There is something that I find very often gets lost, not in this comment but in the general conversations.

There are reasons to study CompSci that have nothing to do with trying to get a job, or make yourself a better worker. Namely, it's fun!

You can be a lifetime student of it and can be very rewarding. Both the practical side (programming) and delving into the mathematical underpinnings (theory) and history of computation.

News articles where people tell young people, "don't study computer science" don't get it.


The catch is that when AI handles 95% or 99% of a task, people say great, don't need humans. 99% is great.

But when that last 1% breaks and AI can’t fix it. That’s where you need the humans.


By then the price will have increased quite a bit; if you want me to fix your AI crap, you're going to pay until it hurts.

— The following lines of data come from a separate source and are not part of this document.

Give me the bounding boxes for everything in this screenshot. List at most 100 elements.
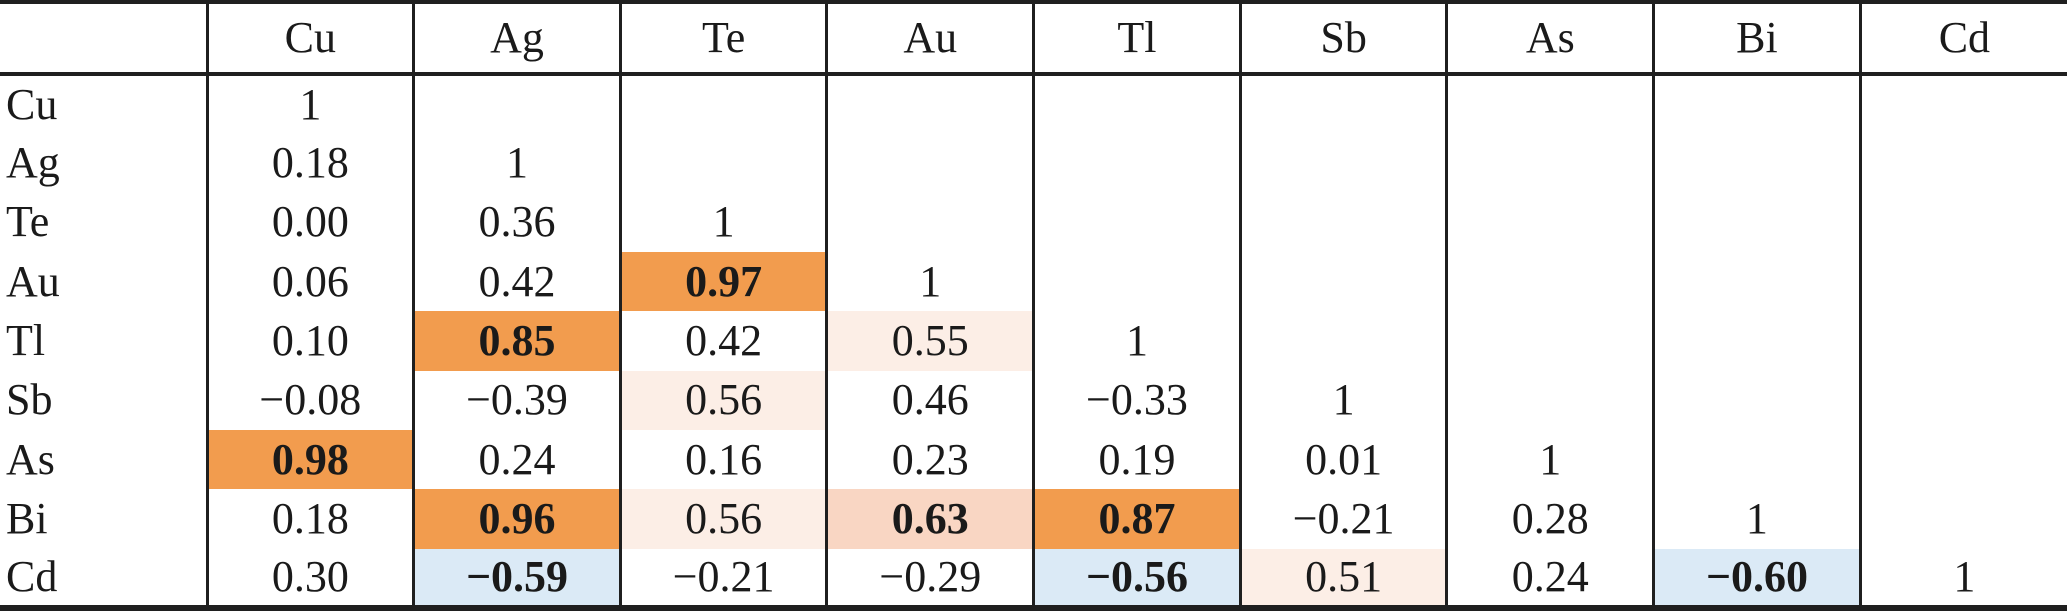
matrix-cell	[1445, 74, 1654, 134]
matrix-cell	[1858, 489, 2067, 549]
matrix-cell	[825, 133, 1034, 193]
matrix-cell	[618, 133, 827, 193]
matrix-cell: −0.39	[412, 370, 621, 430]
matrix-cell: 0.85	[412, 311, 621, 371]
matrix-cell	[1238, 251, 1447, 312]
matrix-cell: 0.23	[825, 429, 1034, 490]
table-row: Tl 0.10 0.85 0.42 0.55 1	[0, 311, 2067, 371]
matrix-cell	[1652, 251, 1861, 312]
column-header-sb: Sb	[1238, 2, 1447, 76]
matrix-cell: −0.33	[1032, 370, 1241, 430]
matrix-cell: 0.42	[412, 251, 621, 312]
corner-cell	[0, 2, 207, 76]
table-row: Cd 0.30 −0.59 −0.21 −0.29 −0.56 0.51 0.24 −0.60 1	[0, 548, 2067, 608]
table-row: Te 0.00 0.36 1	[0, 192, 2067, 252]
matrix-cell	[1032, 74, 1241, 134]
table-row: Cu 1	[0, 74, 2067, 134]
matrix-cell	[1652, 311, 1861, 371]
matrix-cell	[1858, 133, 2067, 193]
matrix-body: Cu 1 Ag 0.18 1 Te 0.00 0.36 1 Au 0.06 0.42 0.97 1 Tl 0.…	[0, 74, 2067, 608]
matrix-cell: 1	[1858, 548, 2067, 608]
matrix-cell: 0.06	[205, 251, 414, 312]
matrix-cell	[1032, 192, 1241, 252]
column-header-te: Te	[618, 2, 827, 76]
matrix-cell: 1	[412, 133, 621, 193]
matrix-cell	[825, 74, 1034, 134]
row-header-tl: Tl	[6, 315, 46, 365]
matrix-cell	[1652, 370, 1861, 430]
matrix-cell: 1	[205, 74, 414, 134]
matrix-cell	[412, 74, 621, 134]
matrix-cell	[1858, 74, 2067, 134]
matrix-cell	[1652, 133, 1861, 193]
matrix-cell	[1445, 133, 1654, 193]
matrix-cell: −0.21	[618, 548, 827, 608]
matrix-cell	[825, 192, 1034, 252]
matrix-cell: 0.87	[1032, 489, 1241, 549]
matrix-cell: 0.30	[205, 548, 414, 608]
row-header-au: Au	[6, 256, 60, 306]
table-row: As 0.98 0.24 0.16 0.23 0.19 0.01 1	[0, 429, 2067, 490]
matrix-cell: −0.60	[1652, 548, 1861, 608]
column-header-tl: Tl	[1032, 2, 1241, 76]
row-header-cd: Cd	[6, 551, 58, 601]
matrix-cell	[1238, 74, 1447, 134]
matrix-cell: 0.19	[1032, 429, 1241, 490]
matrix-cell: 0.28	[1445, 489, 1654, 549]
matrix-cell: 0.55	[825, 311, 1034, 371]
matrix-cell	[1858, 370, 2067, 430]
matrix-cell: 0.56	[618, 489, 827, 549]
matrix-cell: 0.63	[825, 489, 1034, 549]
matrix-cell: 1	[618, 192, 827, 252]
matrix-cell: 1	[1032, 311, 1241, 371]
matrix-cell	[618, 74, 827, 134]
matrix-cell: 0.16	[618, 429, 827, 490]
row-header-sb: Sb	[6, 375, 53, 425]
row-header-ag: Ag	[6, 137, 60, 187]
matrix-cell	[1858, 429, 2067, 490]
matrix-cell: 0.97	[618, 251, 827, 312]
table-row: Ag 0.18 1	[0, 133, 2067, 193]
matrix-cell	[1445, 192, 1654, 252]
matrix-cell: 0.00	[205, 192, 414, 252]
matrix-cell: 1	[1652, 489, 1861, 549]
matrix-cell: 0.36	[412, 192, 621, 252]
matrix-cell	[1652, 74, 1861, 134]
column-header-cu: Cu	[205, 2, 414, 76]
matrix-cell: 0.18	[205, 133, 414, 193]
table-row: Sb −0.08 −0.39 0.56 0.46 −0.33 1	[0, 370, 2067, 430]
matrix-cell	[1858, 192, 2067, 252]
matrix-cell: 1	[1238, 370, 1447, 430]
column-header-as: As	[1445, 2, 1654, 76]
row-header-as: As	[6, 434, 55, 484]
row-header-cu: Cu	[6, 79, 58, 129]
matrix-cell	[1858, 251, 2067, 312]
matrix-cell: 0.24	[412, 429, 621, 490]
matrix-cell	[1032, 133, 1241, 193]
matrix-cell: −0.21	[1238, 489, 1447, 549]
matrix-cell: 1	[1445, 429, 1654, 490]
column-header-bi: Bi	[1652, 2, 1861, 76]
matrix-cell: 0.10	[205, 311, 414, 371]
header-row: Cu Ag Te Au Tl Sb As Bi Cd	[0, 2, 2067, 76]
row-header-bi: Bi	[6, 493, 48, 543]
table-row: Bi 0.18 0.96 0.56 0.63 0.87 −0.21 0.28 1	[0, 489, 2067, 549]
matrix-cell	[1238, 192, 1447, 252]
matrix-cell: −0.59	[412, 548, 621, 608]
matrix-cell	[1858, 311, 2067, 371]
table-row: Au 0.06 0.42 0.97 1	[0, 251, 2067, 312]
matrix-cell: 1	[825, 251, 1034, 312]
column-header-au: Au	[825, 2, 1034, 76]
matrix-cell: 0.18	[205, 489, 414, 549]
matrix-cell	[1238, 133, 1447, 193]
row-header-te: Te	[6, 197, 50, 247]
matrix-cell: 0.01	[1238, 429, 1447, 490]
matrix-cell: −0.56	[1032, 548, 1241, 608]
matrix-cell	[1652, 429, 1861, 490]
matrix-cell: 0.46	[825, 370, 1034, 430]
matrix-cell: 0.51	[1238, 548, 1447, 608]
matrix-cell: 0.42	[618, 311, 827, 371]
matrix-cell	[1445, 370, 1654, 430]
matrix-cell: −0.08	[205, 370, 414, 430]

The refinance is a real issue, but it doesn't matter too much cause the Fed can (and will) always intervene. They can soak up any supply to push the 10 year down.

Same reason why it doesn't matter if China etc.. wants our treasuries. Fed is always there to buy them.


I'm not an economist but I believe this is only the case so long as USD is the global reserve currency. If that ceases to be the case, the Fed has a lot less power to print money and inflate debt away. I believe this is the case Ray Dalio has been making for some time now:

https://www.youtube.com/watch?v=xguam0TKMw8


Every country has the ability to print money and buy its own debt. Japan has printed billions and bought equities.

Being a global reserve currency only increases the extent of that printing, not the ability itself.